I have a problem concerning very fast and efficient comparison between the substrings of two strings in my dataset, which won't run fast enough despite pretty powerful machinery.
I have a data.table
with 2 columns and about 1.5 billion rows, which has this structure:
library(data.table)
library(stringr)
library(stringi)
library(stringdist)
dt <- data.frame(c("002134", "024345", "176234"), c("002003", "024234", "002004"))
colnames(dt) <- c("class1", "class2")
setDT(dt)
What I want is a function that (1) extracts the first 3 digits from each string by row for both vectors, (2) compares the substrings between the two vectors, and (3) create a new boolean variable that reports whether the two substrings are equal or not.
So the desired result is as follows:
dt$sameclass <- c(TRUE, TRUE, FALSE)
print(dt)
class1 class2 sameclass
1: 002134 002003 TRUE
2: 024345 024234 TRUE
3: 176234 002004 FALSE
I have tried versions of stringr
and stringi
both within data.table
functionality and without. For comparing the substrings I use stringdist
, since to my understanding can be parallelized which would be very beneficial on my server. However, the bottleneck still seems to be the substring extraction.
#stringi + stringdist without data.table:
dt$redclass1 <- stri_sub(dt$class1, to = 3)
dt$redclass2 <- stri_sub(dt$class2, to = 3)
dt[, classdist := stringdist(a = redclass1, b = redclass2, method = "hamming")]
dt[, sameclass := (classdist == 0)]
#stringi + stringdist within data.table:
dt[, classdist := stringdist(a = stri_sub(dt$class1, to = 3), b = stri_sub(dt$class2, to = 3), method = "hamming")]

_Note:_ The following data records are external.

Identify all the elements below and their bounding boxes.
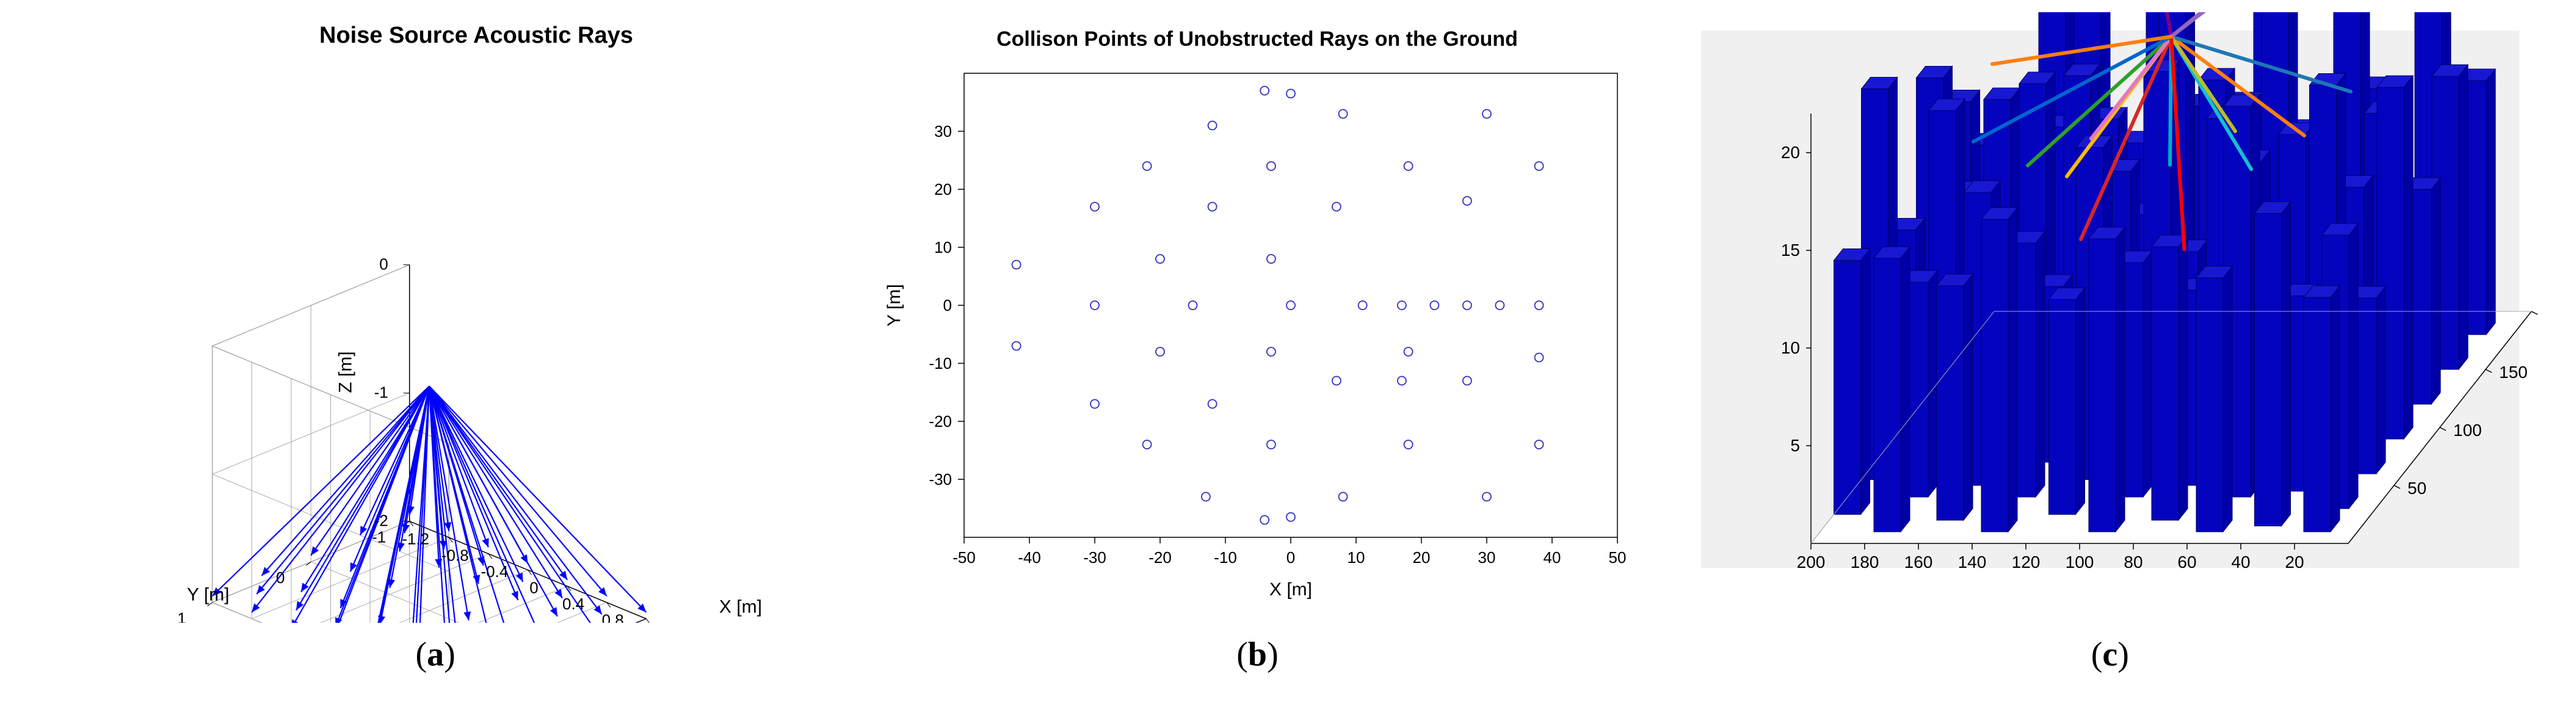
svg-text:60: 60 (2177, 553, 2196, 572)
svg-text:140: 140 (1957, 553, 1986, 572)
svg-text:120: 120 (2011, 553, 2040, 572)
svg-text:1: 1 (178, 609, 186, 623)
chart-a-acoustic-rays: Noise Source Acoustic Rays -1.2 -0.8 -0.4 0 0… (38, 12, 832, 623)
svg-text:0.8: 0.8 (602, 611, 624, 623)
svg-text:-0.4: -0.4 (481, 562, 509, 581)
svg-text:Z [m]: Z [m] (336, 351, 356, 393)
svg-text:10: 10 (935, 238, 952, 256)
svg-text:15: 15 (1781, 241, 1800, 259)
svg-text:0: 0 (943, 296, 952, 314)
svg-text:Y [m]: Y [m] (187, 585, 229, 605)
svg-text:X [m]: X [m] (719, 597, 762, 617)
svg-text:0: 0 (529, 579, 538, 597)
panel-c: 5 10 15 20 200 180 160 140 120 100 80 60 40 20 50 100 15… (1683, 12, 2538, 674)
svg-text:20: 20 (935, 180, 952, 198)
svg-text:40: 40 (2231, 553, 2250, 572)
svg-text:0: 0 (379, 255, 388, 274)
sublabel-b: (b) (1236, 635, 1278, 674)
figure-row: Noise Source Acoustic Rays -1.2 -0.8 -0.4 0 0… (0, 0, 2576, 704)
svg-text:10: 10 (1781, 338, 1800, 357)
svg-text:100: 100 (2453, 421, 2482, 440)
svg-text:100: 100 (2065, 553, 2094, 572)
svg-text:-1: -1 (372, 528, 386, 546)
svg-text:20: 20 (1781, 143, 1800, 162)
svg-text:-30: -30 (929, 470, 952, 488)
svg-text:-10: -10 (929, 354, 952, 372)
svg-text:0: 0 (1286, 548, 1295, 567)
svg-text:200: 200 (1796, 553, 1825, 572)
svg-text:20: 20 (1413, 548, 1431, 567)
svg-text:40: 40 (1544, 548, 1561, 567)
panel-a: Noise Source Acoustic Rays -1.2 -0.8 -0.4 0 0… (38, 12, 832, 674)
svg-text:Noise Source Acoustic Rays: Noise Source Acoustic Rays (319, 23, 633, 48)
svg-text:50: 50 (1609, 548, 1627, 567)
svg-text:-20: -20 (929, 412, 952, 430)
svg-text:-50: -50 (953, 548, 976, 567)
svg-text:-2: -2 (374, 512, 388, 530)
svg-text:-1.2: -1.2 (402, 530, 429, 548)
svg-text:0.4: 0.4 (562, 595, 584, 613)
svg-text:X [m]: X [m] (1269, 579, 1312, 600)
svg-text:30: 30 (935, 122, 952, 140)
svg-text:5: 5 (1790, 436, 1800, 455)
sublabel-a: (a) (416, 635, 455, 674)
svg-text:-10: -10 (1214, 548, 1238, 567)
svg-text:10: 10 (1348, 548, 1365, 567)
svg-text:Y [m]: Y [m] (884, 284, 904, 326)
svg-text:0: 0 (276, 568, 285, 587)
svg-text:-0.8: -0.8 (441, 546, 469, 564)
svg-text:160: 160 (1904, 553, 1932, 572)
svg-text:-1: -1 (374, 383, 388, 402)
svg-text:Collison Points of Unobstructe: Collison Points of Unobstructed Rays on … (997, 27, 1518, 51)
svg-text:150: 150 (2499, 363, 2528, 382)
svg-text:50: 50 (2407, 479, 2426, 498)
chart-b-collision-points: Collison Points of Unobstructed Rays on … (860, 12, 1654, 623)
svg-text:-30: -30 (1084, 548, 1107, 567)
svg-text:30: 30 (1478, 548, 1496, 567)
panel-b: Collison Points of Unobstructed Rays on … (860, 12, 1654, 674)
svg-text:180: 180 (1850, 553, 1879, 572)
svg-text:80: 80 (2124, 553, 2142, 572)
chart-c-cityscape-rays: 5 10 15 20 200 180 160 140 120 100 80 60 40 20 50 100 15… (1683, 12, 2538, 623)
sublabel-c: (c) (2091, 635, 2129, 674)
svg-text:-20: -20 (1149, 548, 1172, 567)
svg-text:20: 20 (2285, 553, 2304, 572)
svg-text:-40: -40 (1018, 548, 1042, 567)
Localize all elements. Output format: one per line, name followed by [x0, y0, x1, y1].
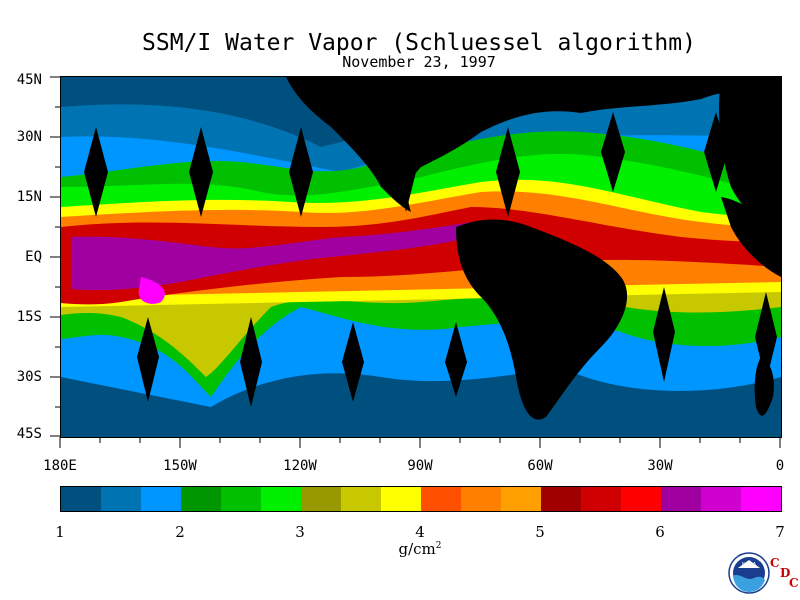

dt[, sameclass := (classdist == 0)]
#stringr with separate function:
sameclass <- function(subclass1, subclass2, classdepth){
truthvalue <- (str_sub(subclass1, end = classdepth) == str_sub(subclass2, end = classdepth))
return(truthvalue)
}
dt[, sameclass := sameclass(subclass1 = class1, subclass2 = class2, classdepth = 3), by = seq_len(nrow(dt))]
All versions either run into memory problems or take several hours to a day to run. Since I need to do this repeatedly this does not work for me, and I wanted to ask if you can come up with something faster/ more efficient. Any help would be greatly appreciated!
EDIT
I have benchmarked some of the methods suggested here, which indeed show a substantial speedup:
dt <- data.frame(rep(c("002134", "024345", "176234"), 1000), rep(c("002003", "024234", "002004"), 1000))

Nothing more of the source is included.